As noted in this post, yesterday's U.S. Supreme Court decision on the unionization of home health care workers, Harris v. Quinn, was watched closely by mandatory state bars, given the potential for the decision to unsettle the reasoning of Keller v. State Bar of California, the case defining what mandatory state bars are allowed to do with mandatory dues. The decision expressly addressed that concern:
Licensed attorneys are subject to detailed ethics rules, and the bar rule requiring the payment of dues was part of this regulatory scheme. The portion of the rule that we upheld served the “state’s interest in regulating the legal profession and improving the quality of legal services.” Ibid. States also have a strong interest in allocating to the members of the bar, rather than the general public, the expense of ensuring that attorneys adhere to ethical practices. Thus, our decision in this case is wholly consistent with our holding in Keller.
But, what, then, to make of the pronouncement in Harris, without citation, of a "bedrock principle that, except perhaps in the rarest of circumstances, no person in this country may be compelled to subsidize speech by a third party that he or she does not wish to support"? Does such a "bedrock principle" have implications for the public advocacy that mandatory state bars across the country have been carrying out under the imprimatur of Keller?
At Volokh Conspiracy, conservative legal scholar Eugene Volokh questions both the Harris reasoning and the validity of the "bedrock principle":
[A] unanimous Court in Keller v. State Bar (1990), defended the government’s ability to express its views with tax money by saying, “Government officials are expected as a part of the democratic process to represent and to espouse the views of a majority of their constituents. With countless advocates outside of the government seeking to influence its policy, it would be ironic if those charged with making governmental decisions were not free to speak for themselves in the process. If every citizen were to have a right to insist that no one paid by public funds express a view with which he disagreed, debate over issues of great concern to the public would be limited to those in the private sector, and the process of government as we know it radically transformed.”

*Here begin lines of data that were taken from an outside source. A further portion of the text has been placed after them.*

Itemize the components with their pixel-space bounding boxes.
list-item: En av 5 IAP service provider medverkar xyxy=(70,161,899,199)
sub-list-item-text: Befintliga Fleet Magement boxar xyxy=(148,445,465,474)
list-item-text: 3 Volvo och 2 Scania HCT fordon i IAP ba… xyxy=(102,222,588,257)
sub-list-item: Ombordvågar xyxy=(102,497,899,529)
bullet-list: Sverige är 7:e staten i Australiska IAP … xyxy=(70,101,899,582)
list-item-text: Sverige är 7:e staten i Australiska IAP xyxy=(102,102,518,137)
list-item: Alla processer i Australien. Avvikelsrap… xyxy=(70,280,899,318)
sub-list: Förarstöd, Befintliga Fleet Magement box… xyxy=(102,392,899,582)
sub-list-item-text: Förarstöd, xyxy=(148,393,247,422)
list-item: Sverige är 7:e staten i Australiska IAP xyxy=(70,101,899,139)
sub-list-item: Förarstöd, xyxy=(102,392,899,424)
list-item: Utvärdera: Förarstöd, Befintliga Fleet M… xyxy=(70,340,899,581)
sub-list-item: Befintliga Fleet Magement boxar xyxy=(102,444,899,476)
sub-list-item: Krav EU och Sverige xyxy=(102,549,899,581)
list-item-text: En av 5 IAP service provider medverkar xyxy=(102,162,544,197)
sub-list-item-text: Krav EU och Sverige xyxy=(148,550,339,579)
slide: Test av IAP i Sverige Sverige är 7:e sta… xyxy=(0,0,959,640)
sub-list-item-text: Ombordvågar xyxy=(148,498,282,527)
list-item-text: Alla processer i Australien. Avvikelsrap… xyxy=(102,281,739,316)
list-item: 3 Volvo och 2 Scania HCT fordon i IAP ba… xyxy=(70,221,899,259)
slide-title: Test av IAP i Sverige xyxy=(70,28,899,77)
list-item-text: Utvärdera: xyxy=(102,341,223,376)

... If there indeed were a “bedrock principle that, except perhaps in the rarest of circumstances, no person … may be compelled to subsidize speech by a third party that he or she does not wish to support,” then “the government is representative of the people” wouldn’t be an adequate argument for an exception when the “third party” is the government. That the government can indeed compel us to subsidize speech by it (and by its employees, contractors, and grant recipients) that we don’t wish to support, it must be because there really is no First Amendment problems with compelling any funding of third-party speech — not that there’s a bedrock principle against such compelled funding, and compelled funding of government speech just gets a bye from that principle. It’s true that government officials should be able to espouse the views of a majority of their constituents; but the permissibility of such government speech simply reflects the fact that taxpayers’ First Amendment rights aren’t really burdened by the government’s using their taxes for speech that the taxpayers disagree with.